Pour les amateurs de politique internationale, Maître Bakhti ajoute que depuis l’instauration de la République islamique en 1979, la qualité de vie des Iraniens s’est détériorée progressivement. «Ce n’est pas tout le monde qui sait que l’Iran est un pays au potentiel immense. Si vous allez voir des photos d’avant 1979, vous y verrez souvent des gens libres, habillés un peu à la mode européenne, qui font des activités semblables à ce qu’on voyait dans les familles françaises de l’époque », nous informe M. Bakhti. Selon lui, les principaux facteurs de dégradation des dernières années sont la chute de la valeur de la monnaie iranienne et les affrontements indirects avec l’État d’Israël.
Le meilleur scénario possible
Meysam Bakhti ne voit qu’une issue définitivement positive à la crise iranienne, le changement de système politique. «Ce n’est pas tous les Iraniens qui pensent comme moi, mais mon point de vue est que la meilleure chose qui puisse arriver à l’Iran est une période de transition vers soit un système de monarchie constitutionnelle à l’anglaise ou une République démocratique comme la France ». M. Bakhti serait favorable à ce que les États-Unis interviennent pour aider le peuple iranien à changer de régime. « Un peu comme ça s’est passé en Europe en 1945 après l’occupation allemande. Les États-Unis ont aidé plusieurs pays à se reconstruire et ont réinstauré les instances démocratiques. »

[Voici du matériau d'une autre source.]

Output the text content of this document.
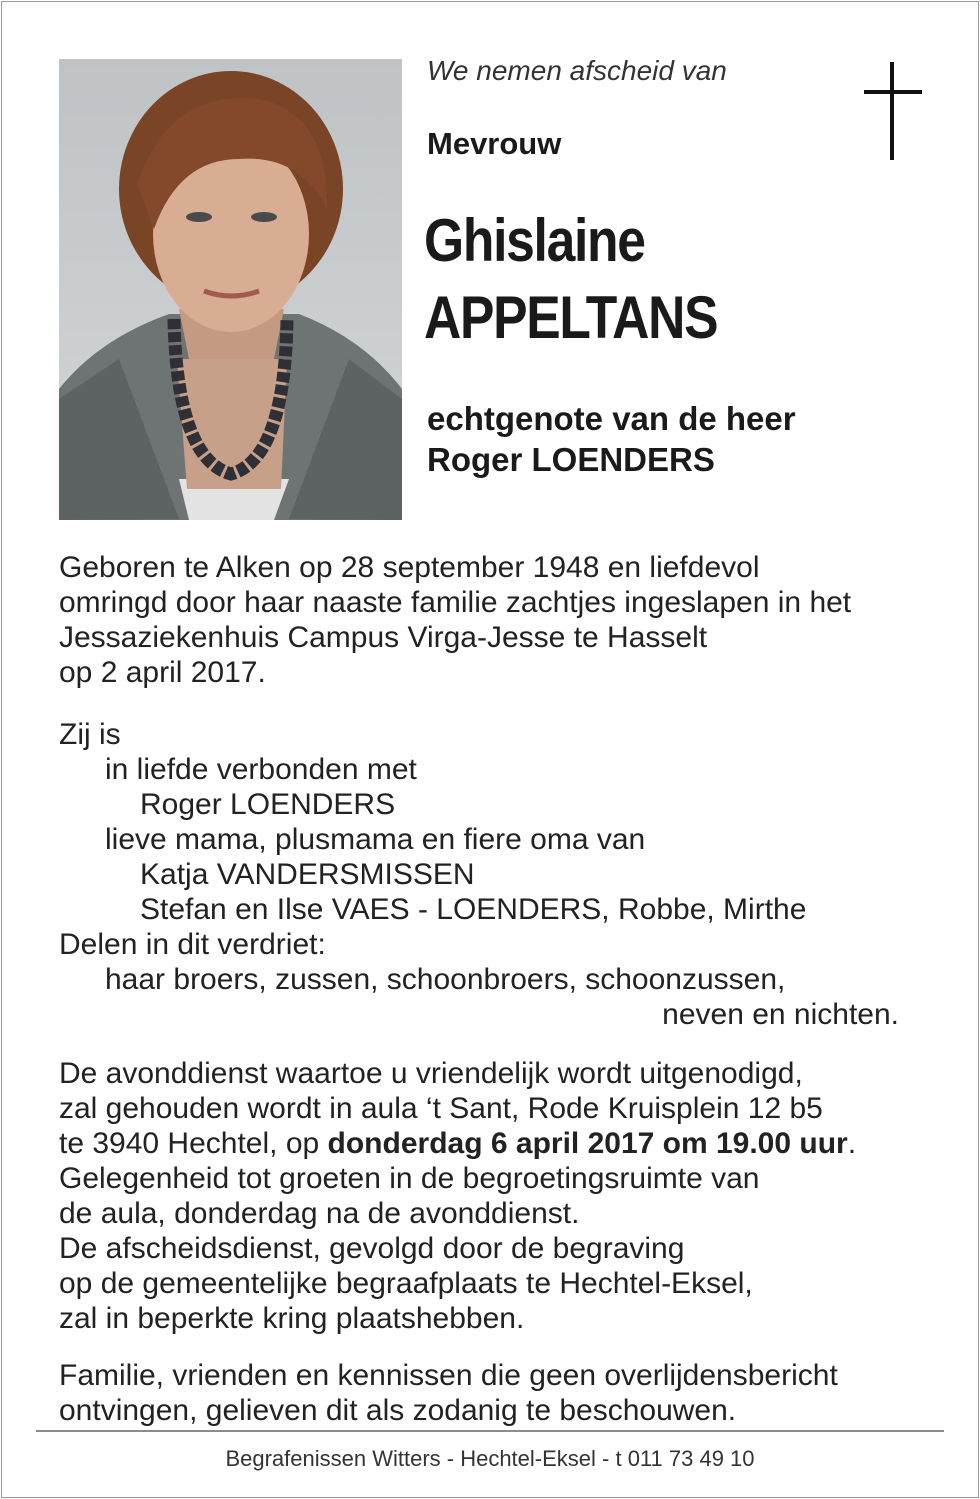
We nemen afscheid van
Mevrouw
Ghislaine
APPELTANS
echtgenote van de heer
Roger LOENDERS
Geboren te Alken op 28 september 1948 en liefdevol
omringd door haar naaste familie zachtjes ingeslapen in het
Jessaziekenhuis Campus Virga-Jesse te Hasselt
op 2 april 2017.
Zij is
in liefde verbonden met
Roger LOENDERS
lieve mama, plusmama en fiere oma van
Katja VANDERSMISSEN
Stefan en Ilse VAES - LOENDERS, Robbe, Mirthe
Delen in dit verdriet:
haar broers, zussen, schoonbroers, schoonzussen,
neven en nichten.
De avonddienst waartoe u vriendelijk wordt uitgenodigd,
zal gehouden wordt in aula ‘t Sant, Rode Kruisplein 12 b5
te 3940 Hechtel, op donderdag 6 april 2017 om 19.00 uur.
Gelegenheid tot groeten in de begroetingsruimte van
de aula, donderdag na de avonddienst.
De afscheidsdienst, gevolgd door de begraving
op de gemeentelijke begraafplaats te Hechtel-Eksel,
zal in beperkte kring plaatshebben.
Familie, vrienden en kennissen die geen overlijdensbericht
ontvingen, gelieven dit als zodanig te beschouwen.
Begrafenissen Witters - Hechtel-Eksel - t 011 73 49 10
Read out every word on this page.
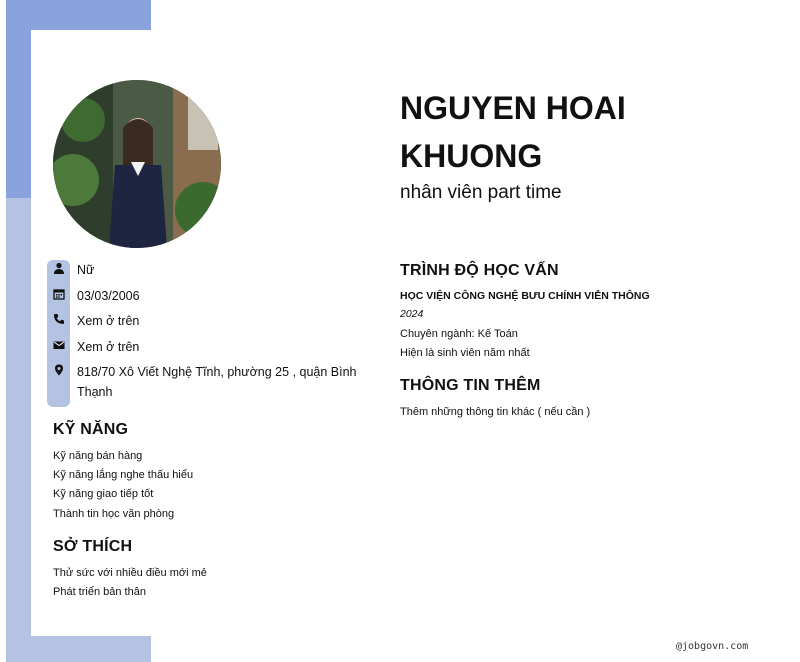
Nữ
03/03/2006
Xem ở trên
Xem ở trên
818/70 Xô Viết Nghệ Tĩnh, phường 25 , quận Bình Thạnh
KỸ NĂNG
Kỹ năng bán hàng
Kỹ năng lắng nghe thấu hiểu
Kỹ năng giao tiếp tốt
Thành tin học văn phòng
SỞ THÍCH
Thử sức với nhiều điều mới mẻ
Phát triển bản thân
NGUYEN HOAI KHUONG
nhân viên part time
TRÌNH ĐỘ HỌC VẤN
HỌC VIỆN CÔNG NGHỆ BƯU CHÍNH VIỄN THÔNG
2024
Chuyên ngành: Kế Toán
Hiện là sinh viên năm nhất
THÔNG TIN THÊM
Thêm những thông tin khác ( nếu cần )
@jobgovn.com
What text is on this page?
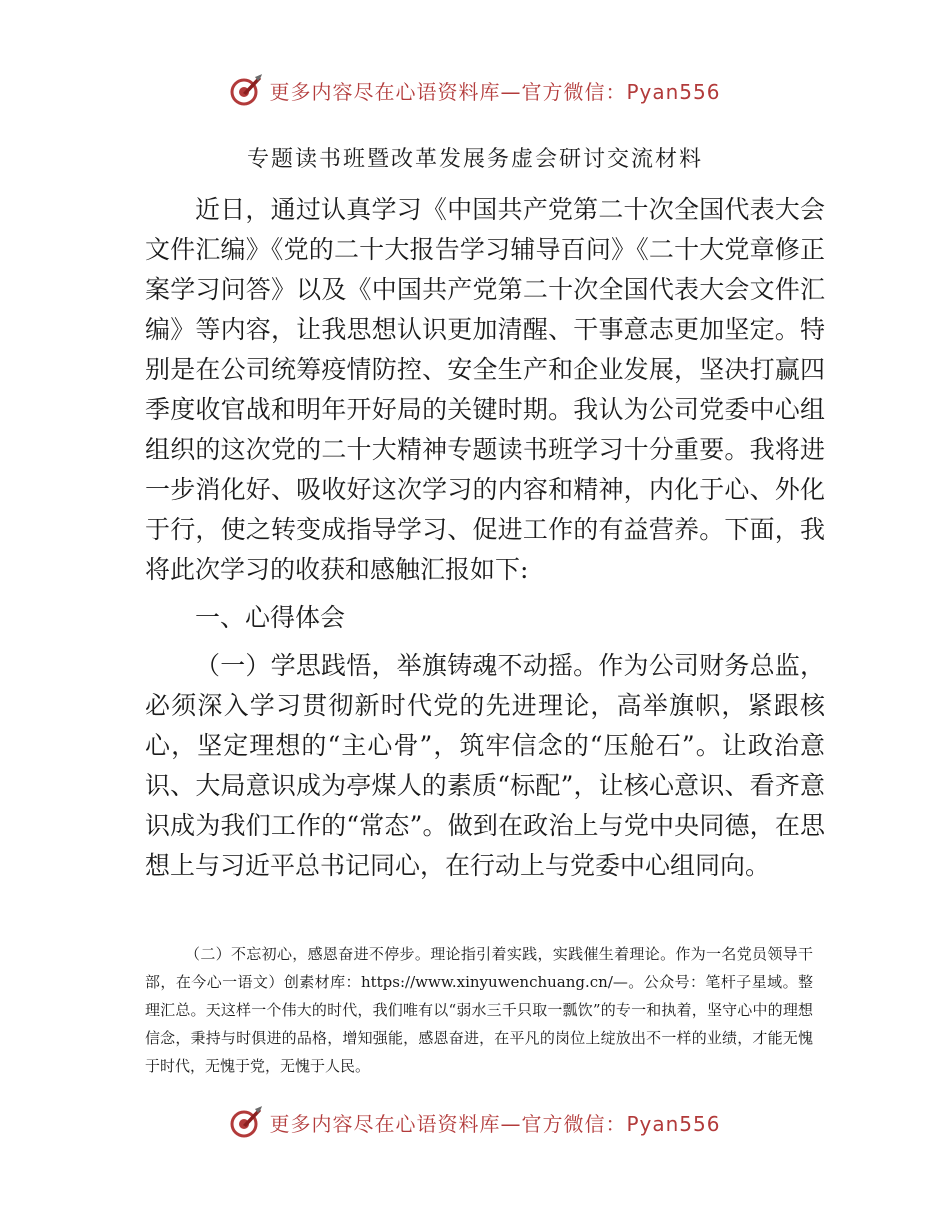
更多内容尽在心语资料库—官方微信：Pyan556
专题读书班暨改革发展务虚会研讨交流材料

近日，通过认真学习《中国共产党第二十次全国代表大会文件汇编》《党的二十大报告学习辅导百问》《二十大党章修正案学习问答》以及《中国共产党第二十次全国代表大会文件汇编》等内容，让我思想认识更加清醒、干事意志更加坚定。特别是在公司统筹疫情防控、安全生产和企业发展，坚决打赢四季度收官战和明年开好局的关键时期。我认为公司党委中心组组织的这次党的二十大精神专题读书班学习十分重要。我将进一步消化好、吸收好这次学习的内容和精神，内化于心、外化于行，使之转变成指导学习、促进工作的有益营养。下面，我将此次学习的收获和感触汇报如下:

一、心得体会

（一）学思践悟，举旗铸魂不动摇。作为公司财务总监，必须深入学习贯彻新时代党的先进理论，高举旗帜，紧跟核心，坚定理想的“主心骨”，筑牢信念的“压舱石”。让政治意识、大局意识成为亭煤人的素质“标配”，让核心意识、看齐意识成为我们工作的“常态”。做到在政治上与党中央同德，在思想上与习近平总书记同心，在行动上与党委中心组同向。

（二）不忘初心，感恩奋进不停步。理论指引着实践，实践催生着理论。作为一名党员领导干部，在今心一语文）创素材库：https://www.xinyuwenchuang.cn/—。公众号：笔杆子星域。整理汇总。天这样一个伟大的时代，我们唯有以“弱水三千只取一瓢饮”的专一和执着，坚守心中的理想信念，秉持与时俱进的品格，增知强能，感恩奋进，在平凡的岗位上绽放出不一样的业绩，才能无愧于时代，无愧于党，无愧于人民。
更多内容尽在心语资料库—官方微信：Pyan556
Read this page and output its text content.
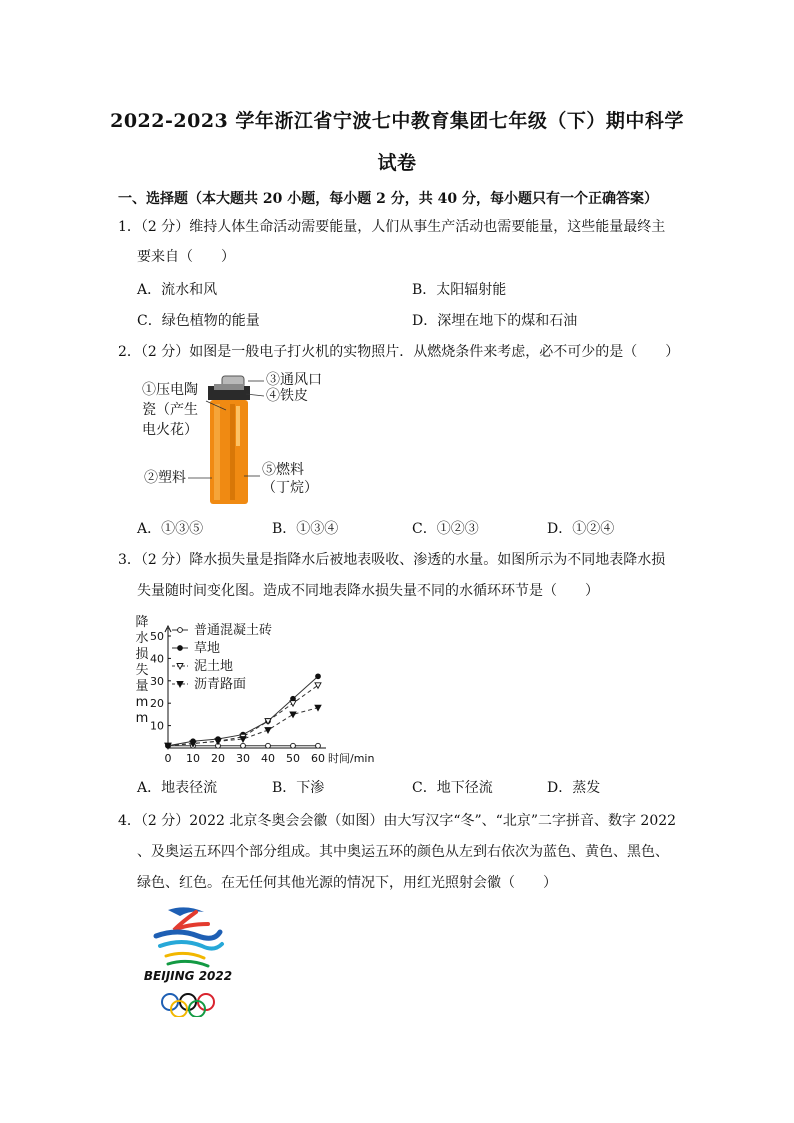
2022-2023 学年浙江省宁波七中教育集团七年级（下）期中科学
试卷
一、选择题（本大题共 20 小题，每小题 2 分，共 40 分，每小题只有一个正确答案）
1．（2 分）维持人体生命活动需要能量，人们从事生产活动也需要能量，这些能量最终主
要来自（　　）
A．流水和风	B．太阳辐射能
C．绿色植物的能量	D．深埋在地下的煤和石油
2．（2 分）如图是一般电子打火机的实物照片．从燃烧条件来考虑，必不可少的是（　　）
①压电陶
瓷（产生
电火花）
②塑料
③通风口
④铁皮
⑤燃料
（丁烷）
A．①③⑤	B．①③④	C．①②③	D．①②④
3．（2 分）降水损失量是指降水后被地表吸收、渗透的水量。如图所示为不同地表降水损
失量随时间变化图。造成不同地表降水损失量不同的水循环环节是（　　）
0 10 20 30 40 50 60
10
20
30
40
50
时间/min
降
水
损
失
量
m
m
普通混凝土砖
草地
泥土地
沥青路面
A．地表径流	B．下渗	C．地下径流	D．蒸发
4．（2 分）2022 北京冬奥会会徽（如图）由大写汉字“冬”、“北京”二字拼音、数字 2022
、及奥运五环四个部分组成。其中奥运五环的颜色从左到右依次为蓝色、黄色、黑色、
绿色、红色。在无任何其他光源的情况下，用红光照射会徽（　　）
BEIJING 2022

À court terme, Meysam Bakhti souhaite que les Iraniens retrouvent la sécurité et que les présents événements n’entâchent pas l’image du peuple. « Pour moi, ce qui compte à l’heure actuelle, c’est de communiquer qu’en Iran on n’aime pas les conflits. Je ne connais pratiquement aucun Iranien qui possède une arme. Nous sommes un peuple résilient qui n’en peut tout simplement plus. De l’extérieur on parle des conflits, mais pour moi l’Iran c’est une gastronomie, une musique, une littérature et des gens à l’histoire passionnante », confie Maître Bakhti.
Gratitude
Finalement, Meysam Bakhti souhaite qu’à travers la confusion des manifestations ressortent de réels bénéfices pour peuple iranien. Souvent on n’apprécie totalement quelque chose que lorsqu’on l’a perdue et c’est malheureusement vrai pour le concept de liberté. Le mot de la fin de monsieur Bakhti est éloquent à cet égard. «Je suis reconnaissant de pouvoir vivre ici à Moncton au Nouveau-Brunswick. Je remercie les Acadiens de m’avoir accueilli et je veux leur rappeler qu’ils vivent dans un pays extraordinaire où la liberté est à la base de leur système politique et judiciaire.»
De Téhéran à Bouctouche en passant par Moncton, force est de constater que, malgré les crises historiques, il est possible pour un peuple de se reconstruire et de faire briller sa culture à travers le monde.